When The United States Lawn Tennis Association (USLTA, now the USTA) was founded in 1881, it formally barred blacks from competing in its tournaments. Some Washington, D.C.-area clubs created the ATA in 1916, in response. The ATA today is the oldest African-American sports organization in the country. When Gibson began playing tennis in the 1940s, racial segregation was legal, even institutionalized, in the U.S. and would remain so until 1954. The lanky 5-foot 101/2-inch player had often tried to enter the USLTA national tournaments but to no avail. In 1950 she took the Eastern Grass Court Championships, second place in the National Indoor Championship, and made the quarterfinals in the National Clay Court Championships in Chicago.

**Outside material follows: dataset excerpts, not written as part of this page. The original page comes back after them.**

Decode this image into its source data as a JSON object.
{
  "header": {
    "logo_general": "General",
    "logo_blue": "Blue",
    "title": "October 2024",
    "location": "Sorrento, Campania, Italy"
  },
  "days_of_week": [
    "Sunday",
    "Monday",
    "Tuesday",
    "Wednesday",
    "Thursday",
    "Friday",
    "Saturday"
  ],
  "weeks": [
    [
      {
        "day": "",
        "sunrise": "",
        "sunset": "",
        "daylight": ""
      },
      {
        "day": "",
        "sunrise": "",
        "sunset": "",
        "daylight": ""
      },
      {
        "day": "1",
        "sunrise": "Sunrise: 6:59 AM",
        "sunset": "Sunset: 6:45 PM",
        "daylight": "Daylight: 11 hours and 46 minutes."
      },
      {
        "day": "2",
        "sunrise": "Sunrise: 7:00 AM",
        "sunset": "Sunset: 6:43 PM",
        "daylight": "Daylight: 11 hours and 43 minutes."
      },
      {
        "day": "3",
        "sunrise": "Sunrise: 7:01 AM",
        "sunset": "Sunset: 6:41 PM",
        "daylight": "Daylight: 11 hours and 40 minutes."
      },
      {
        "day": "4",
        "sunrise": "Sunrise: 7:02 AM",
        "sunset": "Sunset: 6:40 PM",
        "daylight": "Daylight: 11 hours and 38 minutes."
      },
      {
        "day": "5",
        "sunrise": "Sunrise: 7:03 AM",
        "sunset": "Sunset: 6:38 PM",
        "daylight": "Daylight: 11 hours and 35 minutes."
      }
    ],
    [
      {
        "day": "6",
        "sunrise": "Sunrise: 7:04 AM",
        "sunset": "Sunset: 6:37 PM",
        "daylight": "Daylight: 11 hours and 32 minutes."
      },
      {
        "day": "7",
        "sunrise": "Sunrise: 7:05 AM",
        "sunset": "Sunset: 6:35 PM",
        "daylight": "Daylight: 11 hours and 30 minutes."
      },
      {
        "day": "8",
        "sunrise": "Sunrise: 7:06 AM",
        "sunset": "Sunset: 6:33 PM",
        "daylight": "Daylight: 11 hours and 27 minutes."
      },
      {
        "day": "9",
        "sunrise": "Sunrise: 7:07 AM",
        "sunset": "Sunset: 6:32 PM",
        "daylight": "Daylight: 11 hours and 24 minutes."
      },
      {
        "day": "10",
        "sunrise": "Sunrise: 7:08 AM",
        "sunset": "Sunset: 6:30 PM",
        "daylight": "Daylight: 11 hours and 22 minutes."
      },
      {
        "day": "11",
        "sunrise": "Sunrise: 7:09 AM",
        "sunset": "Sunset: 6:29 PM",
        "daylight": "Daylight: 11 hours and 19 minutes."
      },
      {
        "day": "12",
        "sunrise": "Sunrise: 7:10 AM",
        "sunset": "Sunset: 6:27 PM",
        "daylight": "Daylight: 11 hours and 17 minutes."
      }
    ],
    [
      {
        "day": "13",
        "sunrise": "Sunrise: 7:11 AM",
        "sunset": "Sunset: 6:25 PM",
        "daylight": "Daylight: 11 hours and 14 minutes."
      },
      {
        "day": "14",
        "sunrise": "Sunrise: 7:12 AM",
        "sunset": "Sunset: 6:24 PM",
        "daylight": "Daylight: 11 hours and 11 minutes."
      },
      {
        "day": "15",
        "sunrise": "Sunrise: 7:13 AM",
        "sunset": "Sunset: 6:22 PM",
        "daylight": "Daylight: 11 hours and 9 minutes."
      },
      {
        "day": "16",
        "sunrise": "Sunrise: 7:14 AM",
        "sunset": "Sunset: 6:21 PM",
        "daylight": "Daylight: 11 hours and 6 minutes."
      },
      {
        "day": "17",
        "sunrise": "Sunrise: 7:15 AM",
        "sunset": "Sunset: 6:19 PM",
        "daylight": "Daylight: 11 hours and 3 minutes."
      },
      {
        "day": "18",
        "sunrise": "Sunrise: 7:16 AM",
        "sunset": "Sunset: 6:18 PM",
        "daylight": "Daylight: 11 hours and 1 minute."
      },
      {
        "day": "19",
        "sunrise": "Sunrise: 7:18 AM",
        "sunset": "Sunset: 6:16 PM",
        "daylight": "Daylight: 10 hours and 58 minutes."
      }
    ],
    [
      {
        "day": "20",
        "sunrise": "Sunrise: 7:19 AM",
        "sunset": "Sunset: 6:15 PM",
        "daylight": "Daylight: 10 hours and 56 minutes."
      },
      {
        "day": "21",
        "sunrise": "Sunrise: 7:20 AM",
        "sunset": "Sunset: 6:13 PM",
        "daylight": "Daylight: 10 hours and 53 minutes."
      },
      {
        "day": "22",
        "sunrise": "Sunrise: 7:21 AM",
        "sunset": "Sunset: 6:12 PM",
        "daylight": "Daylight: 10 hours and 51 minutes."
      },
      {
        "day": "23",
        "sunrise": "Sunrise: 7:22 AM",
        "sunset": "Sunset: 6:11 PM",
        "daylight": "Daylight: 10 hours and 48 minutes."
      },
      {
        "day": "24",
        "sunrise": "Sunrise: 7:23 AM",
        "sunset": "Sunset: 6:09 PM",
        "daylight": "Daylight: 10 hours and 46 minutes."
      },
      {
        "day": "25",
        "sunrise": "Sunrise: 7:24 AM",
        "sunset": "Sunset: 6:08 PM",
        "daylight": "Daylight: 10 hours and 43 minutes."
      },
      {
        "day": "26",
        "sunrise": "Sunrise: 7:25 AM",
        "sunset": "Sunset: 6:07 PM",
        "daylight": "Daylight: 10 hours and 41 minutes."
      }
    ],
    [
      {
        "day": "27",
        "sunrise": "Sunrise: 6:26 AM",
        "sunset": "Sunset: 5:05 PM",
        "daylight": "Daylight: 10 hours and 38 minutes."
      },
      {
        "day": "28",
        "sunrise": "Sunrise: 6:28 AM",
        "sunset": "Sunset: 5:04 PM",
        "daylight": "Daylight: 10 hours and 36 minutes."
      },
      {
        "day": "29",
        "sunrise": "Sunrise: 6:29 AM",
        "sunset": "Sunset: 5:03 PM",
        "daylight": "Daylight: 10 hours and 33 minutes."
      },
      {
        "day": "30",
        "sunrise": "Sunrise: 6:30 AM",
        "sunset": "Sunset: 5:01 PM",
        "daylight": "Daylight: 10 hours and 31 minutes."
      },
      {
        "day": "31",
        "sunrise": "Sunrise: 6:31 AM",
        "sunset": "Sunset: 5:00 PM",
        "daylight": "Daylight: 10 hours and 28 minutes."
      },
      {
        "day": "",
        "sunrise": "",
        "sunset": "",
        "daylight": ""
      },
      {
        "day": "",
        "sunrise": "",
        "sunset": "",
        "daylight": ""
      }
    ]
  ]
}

But the USLTA national championships continued to refuse her application. Finally, Alice Marble, a four-time U.S. Open winner, published an historical editorial in the July 1950 issue of American Lawn Tennis magazine: "If tennis is a game for ladies and gentlemen," Marble wrote, "it's also time we acted a little more like gentlepeople and less like sanctimonious hypocrites.…If Althea Gibson represents a challenge to the present crop of women players, it's only fair that they should meet that challenge on the courts."